Meet das Handy – the German word for “mobile phone” or “cell phone.” It’s a false friend. One that makes me shake my head. First of all, in English “handy” is an adjective and that das and the capital “H” indicate that the German Handy is a noun. This means it behaves like “candy” or “party,” neither of which make sense when broken down into “stem + y” the way an adjective with this form would (even if, as in the case of “hand + y,” the derivation feels a bit forced). The fact that it is a noun in German also means it has a plural form, in this case it is one on the ones that was affected by spelling reform (more on this in future posts) – previously, you could write die Handies but now you have to write die Handys.

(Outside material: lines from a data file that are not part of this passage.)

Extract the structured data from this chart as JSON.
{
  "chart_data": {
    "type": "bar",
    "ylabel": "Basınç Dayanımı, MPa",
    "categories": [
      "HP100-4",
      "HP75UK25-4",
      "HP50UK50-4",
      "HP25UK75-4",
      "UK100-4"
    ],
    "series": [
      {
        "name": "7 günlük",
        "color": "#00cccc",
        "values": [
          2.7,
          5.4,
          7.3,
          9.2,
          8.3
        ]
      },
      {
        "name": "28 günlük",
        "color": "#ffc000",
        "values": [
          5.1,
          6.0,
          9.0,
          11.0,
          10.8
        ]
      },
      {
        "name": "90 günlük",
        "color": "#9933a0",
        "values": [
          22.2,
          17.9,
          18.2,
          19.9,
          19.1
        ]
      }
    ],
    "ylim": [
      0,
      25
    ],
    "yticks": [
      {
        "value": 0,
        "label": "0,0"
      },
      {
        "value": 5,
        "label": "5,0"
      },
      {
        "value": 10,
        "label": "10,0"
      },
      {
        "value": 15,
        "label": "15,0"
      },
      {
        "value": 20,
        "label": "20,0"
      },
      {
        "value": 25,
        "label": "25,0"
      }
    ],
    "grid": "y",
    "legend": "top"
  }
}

Next, although we do have the word “handset” in the world of communication devices, the word “handy” doesn’t bring to mind “handset” or even “hand held,” it brings to mind “useful” or “nice to have” or “convenient.” Yes, a phone that you can take with you is certainly “handy” but then so are so many things, for instance, the pocket tissues called “Handy-Andies.”

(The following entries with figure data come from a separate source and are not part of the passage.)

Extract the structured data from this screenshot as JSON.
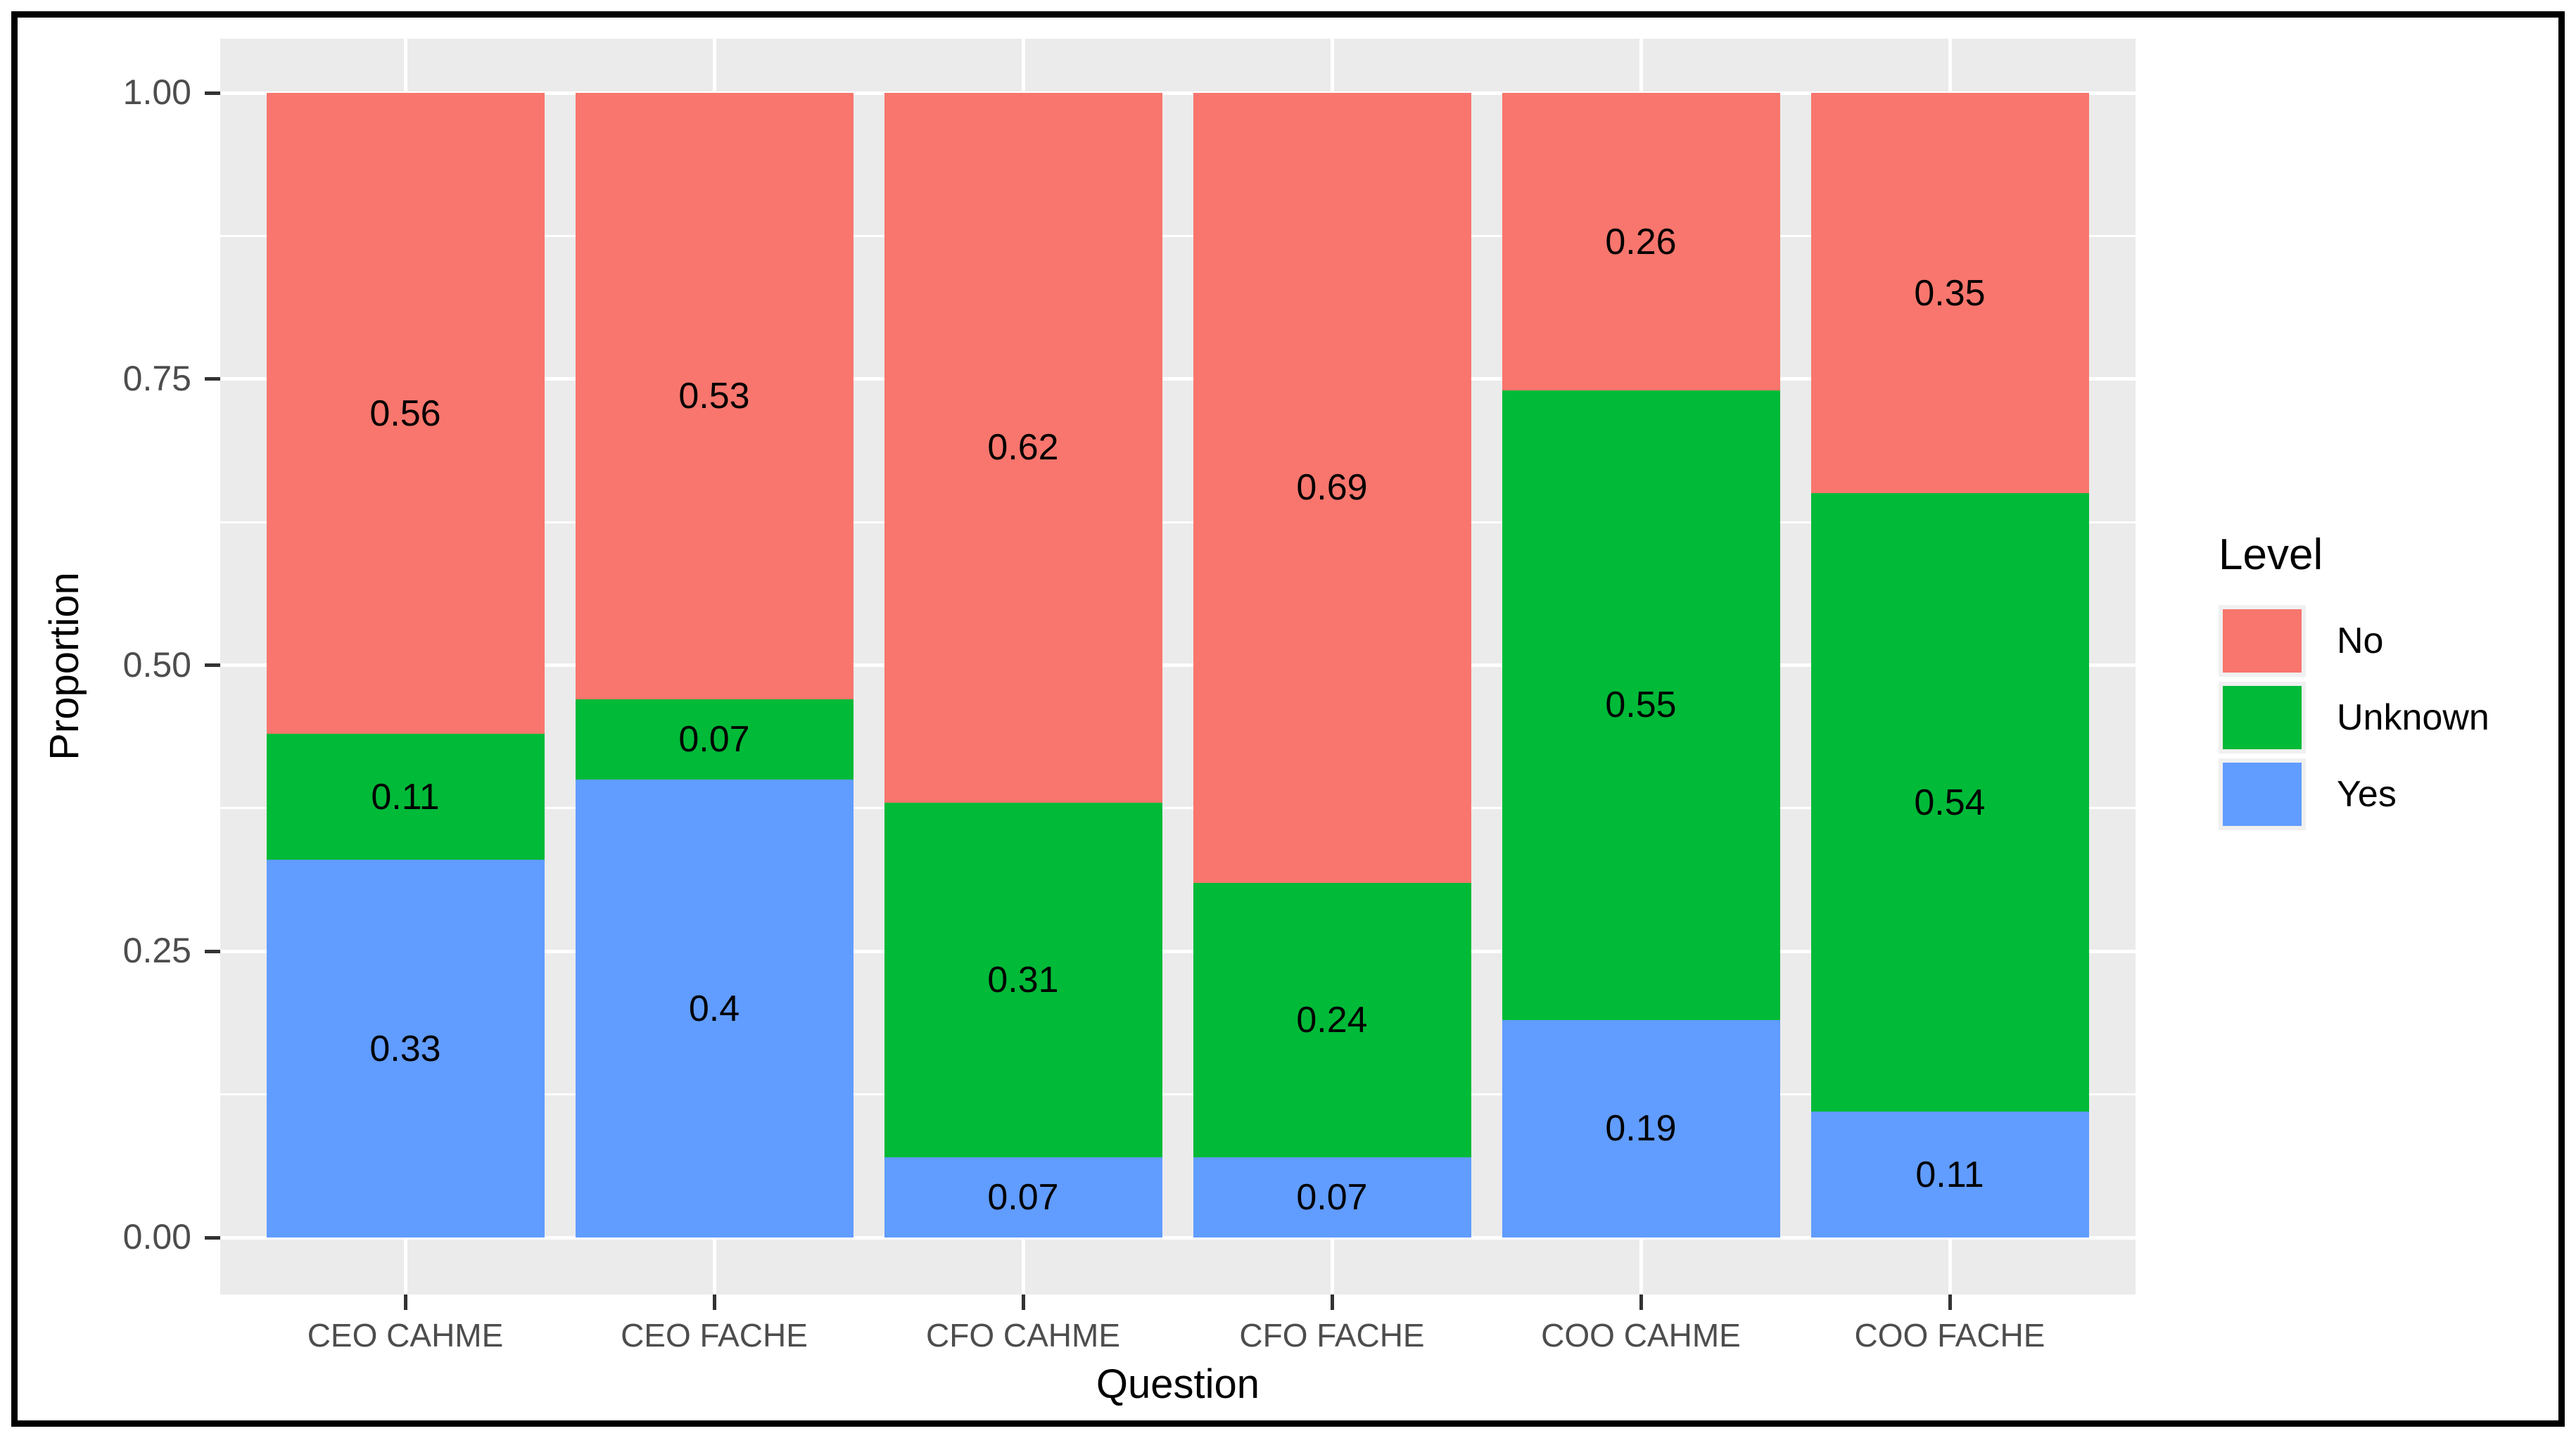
{
  "chart_data": {
    "type": "bar",
    "stacked": true,
    "title": "",
    "xlabel": "Question",
    "ylabel": "Proportion",
    "categories": [
      "CEO CAHME",
      "CEO FACHE",
      "CFO CAHME",
      "CFO FACHE",
      "COO CAHME",
      "COO FACHE"
    ],
    "series": [
      {
        "name": "No",
        "color": "#F8766D",
        "values": [
          0.56,
          0.53,
          0.62,
          0.69,
          0.26,
          0.35
        ]
      },
      {
        "name": "Unknown",
        "color": "#00BA38",
        "values": [
          0.11,
          0.07,
          0.31,
          0.24,
          0.55,
          0.54
        ]
      },
      {
        "name": "Yes",
        "color": "#619CFF",
        "values": [
          0.33,
          0.4,
          0.07,
          0.07,
          0.19,
          0.11
        ]
      }
    ],
    "ylim": [
      0,
      1
    ],
    "y_ticks": [
      {
        "label": "1.00",
        "value": 1
      },
      {
        "label": "0.75",
        "value": 0.75
      },
      {
        "label": "0.50",
        "value": 0.5
      },
      {
        "label": "0.25",
        "value": 0.25
      },
      {
        "label": "0.00",
        "value": 0
      }
    ],
    "y_minor_ticks": [
      0.125,
      0.375,
      0.625,
      0.875
    ],
    "grid": true,
    "legend": {
      "title": "Level",
      "position": "right",
      "entries": [
        "No",
        "Unknown",
        "Yes"
      ]
    },
    "colors": {
      "panel_bg": "#EBEBEB",
      "grid": "#FFFFFF",
      "axis_text": "#4D4D4D",
      "tick_mark": "#333333",
      "bar_label_text": "#000000",
      "frame_border": "#000000"
    }
  }
}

Finally, there is the issue of pronunciation. I want to say Handy the way I would say “handy” but that could get me looks almost as odd as if I asked for someone’s “*Handy number” in the US. Das Handy is [ˈhɛndi] and “handy” is [ˈhændi]. Thank goodness that the stress is on the same syllable at least, which cannot be said for Psychologie and “psychology” or Autorin and “author,” both of which I regularly stumble over when I try to talk about my professional life in German.
Perhaps I should simply relax and take Handy as a back-handed compliment about the versatility of English?!